WOULD SIMÓN BOLÍVAR, Latin America’s Liberator, recognise the edifice being built in his name? President Hugo Chávez’s idea of a Bolivarian Revolution, “21st Century Socialism”, has a wide appeal well beyond Venezuela, but what it genuinely owes – has ever owed – to Bolívar’s radical democratic, anti-imperialist tradition is highly arguable. And the Chávez rhetoric has been deeply tarnished after nearly 14 years in power by a creaking, inefficient nationalised, Soviet-like economy, corruption and authoritarianism. It is sustained by a seemingly endless supply of oil.
A frailer Chávez, who has been through three cancer operations since June 2011, on Sunday faces his fourth, and most closely fought, presidential election. He leads in the polls over Henrique Capriles, an energetic and pragmatic young state governor who appeals strongly to a middle class deeply antagonistic to Chávez, but the undecided could still carry the day for the challenger. He represents the first credible threat to Chávez in a generation, promising to copperfasten the revolution’s social advances while abandoning its legacy of political sectarianism, authoritarianism, ideological rigidity and mismanagement. And he has made the rampant violence in the country with one of the highest murder and kidnapping rates in the world a central issue.
There are signs that despite the undoubted advances in health and education, and the substantial reduction in poverty levels, even some of Chávez’s most ardent supporters are losing their ardour.

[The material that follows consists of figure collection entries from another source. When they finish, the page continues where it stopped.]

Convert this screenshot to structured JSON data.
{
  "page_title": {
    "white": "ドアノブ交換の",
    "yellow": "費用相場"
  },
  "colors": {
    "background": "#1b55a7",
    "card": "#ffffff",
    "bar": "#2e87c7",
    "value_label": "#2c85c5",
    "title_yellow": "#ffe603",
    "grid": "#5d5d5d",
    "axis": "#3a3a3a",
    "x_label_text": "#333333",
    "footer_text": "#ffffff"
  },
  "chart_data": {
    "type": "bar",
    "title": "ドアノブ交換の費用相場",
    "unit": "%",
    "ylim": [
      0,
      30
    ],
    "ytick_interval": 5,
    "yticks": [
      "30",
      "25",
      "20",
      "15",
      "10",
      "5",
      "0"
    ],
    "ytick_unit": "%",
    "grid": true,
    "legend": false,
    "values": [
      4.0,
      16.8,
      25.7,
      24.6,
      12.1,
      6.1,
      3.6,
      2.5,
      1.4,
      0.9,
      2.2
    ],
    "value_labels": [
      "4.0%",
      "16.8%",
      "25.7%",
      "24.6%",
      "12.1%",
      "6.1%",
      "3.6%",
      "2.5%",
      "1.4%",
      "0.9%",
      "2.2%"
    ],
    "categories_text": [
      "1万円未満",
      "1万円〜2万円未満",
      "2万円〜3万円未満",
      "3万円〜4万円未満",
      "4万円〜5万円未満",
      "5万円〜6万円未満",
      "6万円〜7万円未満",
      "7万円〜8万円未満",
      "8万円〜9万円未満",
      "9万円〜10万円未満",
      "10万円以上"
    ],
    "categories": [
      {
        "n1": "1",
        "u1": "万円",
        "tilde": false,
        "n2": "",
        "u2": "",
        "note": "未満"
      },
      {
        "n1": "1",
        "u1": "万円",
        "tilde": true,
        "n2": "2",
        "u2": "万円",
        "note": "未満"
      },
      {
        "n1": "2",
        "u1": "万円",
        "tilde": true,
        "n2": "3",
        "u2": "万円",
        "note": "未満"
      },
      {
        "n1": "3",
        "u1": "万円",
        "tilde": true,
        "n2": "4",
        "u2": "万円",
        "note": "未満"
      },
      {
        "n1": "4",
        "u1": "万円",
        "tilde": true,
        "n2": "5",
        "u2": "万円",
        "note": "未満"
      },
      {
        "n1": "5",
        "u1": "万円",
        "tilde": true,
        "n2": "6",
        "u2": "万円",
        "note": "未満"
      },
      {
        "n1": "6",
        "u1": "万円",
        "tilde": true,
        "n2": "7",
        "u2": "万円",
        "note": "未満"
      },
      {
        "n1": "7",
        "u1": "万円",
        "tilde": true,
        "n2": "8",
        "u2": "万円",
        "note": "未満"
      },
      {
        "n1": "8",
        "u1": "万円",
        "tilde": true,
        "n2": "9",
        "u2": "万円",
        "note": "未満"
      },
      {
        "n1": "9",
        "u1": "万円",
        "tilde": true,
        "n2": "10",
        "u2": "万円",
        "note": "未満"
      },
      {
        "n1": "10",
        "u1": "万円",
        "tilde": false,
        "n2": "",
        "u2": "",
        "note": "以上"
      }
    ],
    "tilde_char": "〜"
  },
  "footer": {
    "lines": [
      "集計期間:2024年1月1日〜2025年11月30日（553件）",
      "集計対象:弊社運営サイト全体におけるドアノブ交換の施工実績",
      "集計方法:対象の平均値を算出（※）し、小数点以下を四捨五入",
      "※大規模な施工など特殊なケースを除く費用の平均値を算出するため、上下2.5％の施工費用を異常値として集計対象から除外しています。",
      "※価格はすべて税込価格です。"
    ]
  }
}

Within the ruling circles there are tensions between centralisers around the leader, and those who want to see decision-making radically devolved to communities. Health reform, the Barrio Adentro programme that saw the creation of thousands of free public clinics in poor neighbourhoods, is in trouble. Food supplies are stretched, lines at subsidised government grocery shops, long. The oil is not enough.
The election has a geopolitical significance well beyond Venezuela. The continent’s politically predominant left has polarised between supporters of a Chávez-Castro axis, encouraged by Venezuelan oil money and Cuban doctors, and those more inclined to an accommodation with both neo-liberal economics and their US neighbour, aligned with Brazil’s former president Lula. Chávez’s associations with regimes like Iran and Belarus, with rebels in Colombia, and his Russian arms sales, would make a realignment most welcome to many of his neighbours.